On Wednesday, the party demanded a new constitution that would move the country toward democracy.
Bahrain's Interior Ministry said on Twitter that security forces had "cleared Pearl roundabout" of demonstrators, and a section of a main road was temporarily blocked.
The religious divide that separates Bahrain's ruling family from most of its subjects has led to sporadic unrest since the 1990s, and Bahrain's stability is being closely watched as protests blow through North Africa and the Middle East.
It is considered the state most vulnerable to unrest in a region where, in an unwritten pact, rulers have traded a share of their oil wealth for political submission.
WARNING ON "HEAVY-HANDED REPRESSION"
Regional power Saudi Arabia, and the United States -- which bases its Fifth Fleet in Bahrain -- both view the ruling Khalifa family as a bulwark against Shi'ite Iran.
In Libya, protesters were planning to take to the streets for a "day of rage" but rights groups warned of a crackdown by security forces.
In a country where public dissent is rare, plans for the protests were being circulated on social networking sites and it was not clear if the demonstrations would materialize.
Libya has been tightly controlled for more than 40 years by Muammar Gaddafi, Africa's longest-serving leader, but the oil exporter has felt the ripples from the overthrow of veteran leaders in Egypt and Tunisia.
Though some Libyans complain about unemployment, inequality and limits on political freedoms, analysts say an Egypt-style revolt is unlikely because the government can use oil revenues to smooth over most problems.
Witnesses and media reported that several hundred people clashed with police and Gaddafi supporters on Tuesday night in the city of Benghazi, about 1,000 km (600 miles) east of the Libyan capital.
State media reported there were pro-Gaddafi protests too across the country.
Gaddafi says Libya does not need to import Western concepts of democracy because it is run on his system -- known as the Third Universal Theory -- under which citizens govern themselves through grassroots institutions.
Thursday is the anniversary of clashes in 2006 in Benghazi when security forces killed several protesters who were attacking the city's Italian consulate.
Rights group Amnesty International voiced concern about a new crackdown. "The Libyan authorities must allow peaceful protests, not try to stifle them with heavy-handed repression," it said in a statement.
Libya accounts for about 2 percent of the world's crude exports. Companies including Shell, BP and Eni have invested billions of dollars in tapping its oil fields, home to the largest proven reserves in Africa.
In Iran, supporters and opponents of the hard line Islamic system clashed in Tehran on Wednesday during a funeral procession for a student shot in a rally two days earlier, state broadcaster IRIB reported.

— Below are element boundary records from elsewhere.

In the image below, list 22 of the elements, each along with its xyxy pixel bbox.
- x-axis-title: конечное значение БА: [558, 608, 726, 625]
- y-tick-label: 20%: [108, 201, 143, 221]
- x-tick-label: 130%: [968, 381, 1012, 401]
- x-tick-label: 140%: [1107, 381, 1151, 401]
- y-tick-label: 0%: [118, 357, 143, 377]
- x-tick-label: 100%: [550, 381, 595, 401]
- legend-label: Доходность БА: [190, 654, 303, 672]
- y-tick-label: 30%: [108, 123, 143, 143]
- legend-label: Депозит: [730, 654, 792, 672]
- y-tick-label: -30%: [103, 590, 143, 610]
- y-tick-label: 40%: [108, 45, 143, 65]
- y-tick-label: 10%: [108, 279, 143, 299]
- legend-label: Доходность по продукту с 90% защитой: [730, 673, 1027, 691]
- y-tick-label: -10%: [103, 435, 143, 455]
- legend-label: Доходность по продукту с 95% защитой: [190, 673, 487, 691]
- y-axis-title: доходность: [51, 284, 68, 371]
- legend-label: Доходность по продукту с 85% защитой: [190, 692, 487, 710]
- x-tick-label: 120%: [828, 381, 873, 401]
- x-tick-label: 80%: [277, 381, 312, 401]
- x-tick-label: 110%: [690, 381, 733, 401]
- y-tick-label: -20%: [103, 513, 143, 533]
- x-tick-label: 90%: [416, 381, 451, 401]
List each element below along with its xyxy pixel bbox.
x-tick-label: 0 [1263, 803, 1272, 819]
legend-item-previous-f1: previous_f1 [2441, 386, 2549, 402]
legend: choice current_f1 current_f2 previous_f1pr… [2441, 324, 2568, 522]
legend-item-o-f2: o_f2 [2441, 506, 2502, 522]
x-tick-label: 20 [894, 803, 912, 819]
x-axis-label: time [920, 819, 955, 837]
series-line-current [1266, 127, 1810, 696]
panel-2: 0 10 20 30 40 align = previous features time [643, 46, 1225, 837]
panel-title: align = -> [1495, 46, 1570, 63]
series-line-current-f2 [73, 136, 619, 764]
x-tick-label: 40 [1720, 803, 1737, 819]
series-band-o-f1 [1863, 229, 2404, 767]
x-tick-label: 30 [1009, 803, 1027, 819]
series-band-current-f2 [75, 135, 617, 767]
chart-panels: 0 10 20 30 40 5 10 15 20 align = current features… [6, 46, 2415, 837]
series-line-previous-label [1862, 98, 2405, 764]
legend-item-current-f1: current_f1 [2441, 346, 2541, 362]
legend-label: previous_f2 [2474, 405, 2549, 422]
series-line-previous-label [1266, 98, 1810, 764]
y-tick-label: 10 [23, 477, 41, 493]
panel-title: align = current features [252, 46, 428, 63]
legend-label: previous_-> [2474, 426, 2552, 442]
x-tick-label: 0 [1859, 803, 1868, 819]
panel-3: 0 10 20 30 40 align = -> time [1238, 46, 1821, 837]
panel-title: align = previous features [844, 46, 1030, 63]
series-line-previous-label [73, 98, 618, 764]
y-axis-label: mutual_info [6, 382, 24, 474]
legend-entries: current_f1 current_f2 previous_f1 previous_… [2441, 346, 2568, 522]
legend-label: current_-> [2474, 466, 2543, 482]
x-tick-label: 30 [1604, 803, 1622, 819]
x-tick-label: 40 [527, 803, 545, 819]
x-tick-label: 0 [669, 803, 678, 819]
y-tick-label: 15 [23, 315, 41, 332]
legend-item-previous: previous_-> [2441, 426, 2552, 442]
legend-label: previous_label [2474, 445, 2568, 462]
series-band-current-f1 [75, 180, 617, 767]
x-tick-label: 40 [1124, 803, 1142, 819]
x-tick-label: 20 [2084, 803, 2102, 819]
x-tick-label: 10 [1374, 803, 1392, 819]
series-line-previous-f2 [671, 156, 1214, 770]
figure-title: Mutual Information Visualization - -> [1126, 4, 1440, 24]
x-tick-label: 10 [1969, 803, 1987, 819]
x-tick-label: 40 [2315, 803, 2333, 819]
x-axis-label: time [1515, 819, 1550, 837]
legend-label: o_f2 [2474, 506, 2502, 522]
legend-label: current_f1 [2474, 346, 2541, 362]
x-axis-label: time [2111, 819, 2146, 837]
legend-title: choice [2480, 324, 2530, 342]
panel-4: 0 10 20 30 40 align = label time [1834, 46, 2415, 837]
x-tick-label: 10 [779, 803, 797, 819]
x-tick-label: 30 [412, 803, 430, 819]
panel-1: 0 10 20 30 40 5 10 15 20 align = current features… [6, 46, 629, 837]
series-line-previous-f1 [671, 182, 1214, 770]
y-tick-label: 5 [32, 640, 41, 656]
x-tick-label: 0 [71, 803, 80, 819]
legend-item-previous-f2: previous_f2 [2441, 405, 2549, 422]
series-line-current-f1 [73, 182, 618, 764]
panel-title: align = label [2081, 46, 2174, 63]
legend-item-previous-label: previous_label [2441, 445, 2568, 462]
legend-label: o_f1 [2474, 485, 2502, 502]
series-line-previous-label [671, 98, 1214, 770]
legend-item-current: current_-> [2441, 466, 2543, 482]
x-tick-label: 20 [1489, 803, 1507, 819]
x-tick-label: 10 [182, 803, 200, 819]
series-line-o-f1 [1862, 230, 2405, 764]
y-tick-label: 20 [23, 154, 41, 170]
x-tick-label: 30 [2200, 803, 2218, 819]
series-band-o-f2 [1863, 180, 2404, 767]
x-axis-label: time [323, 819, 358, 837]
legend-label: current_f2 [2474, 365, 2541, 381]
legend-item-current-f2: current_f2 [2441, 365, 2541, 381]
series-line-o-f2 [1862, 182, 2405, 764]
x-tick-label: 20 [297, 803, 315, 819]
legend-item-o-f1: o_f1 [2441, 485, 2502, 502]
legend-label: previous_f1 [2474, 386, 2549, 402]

Both sides said the student was a martyr to their cause and blamed the other for his death.
Monday's rally, in support of the people of Egypt and Tunisia, was the first major unrest since a wave of arrests, trials and at least two executions in response to huge protests against President Mahmoud Ahmadinejad's 2009 re-election.
In Iraq, three people were killed and dozens wounded in the southern city of Kut on Wednesday as protesters demanding better services fought with police and set buildings ablaze {ID:nLDE71F1FG]
Rulers in several countries, including Algeria, Morocco and Syria, have announced political changes and moved to cut food prices and raise spending on job creation efforts.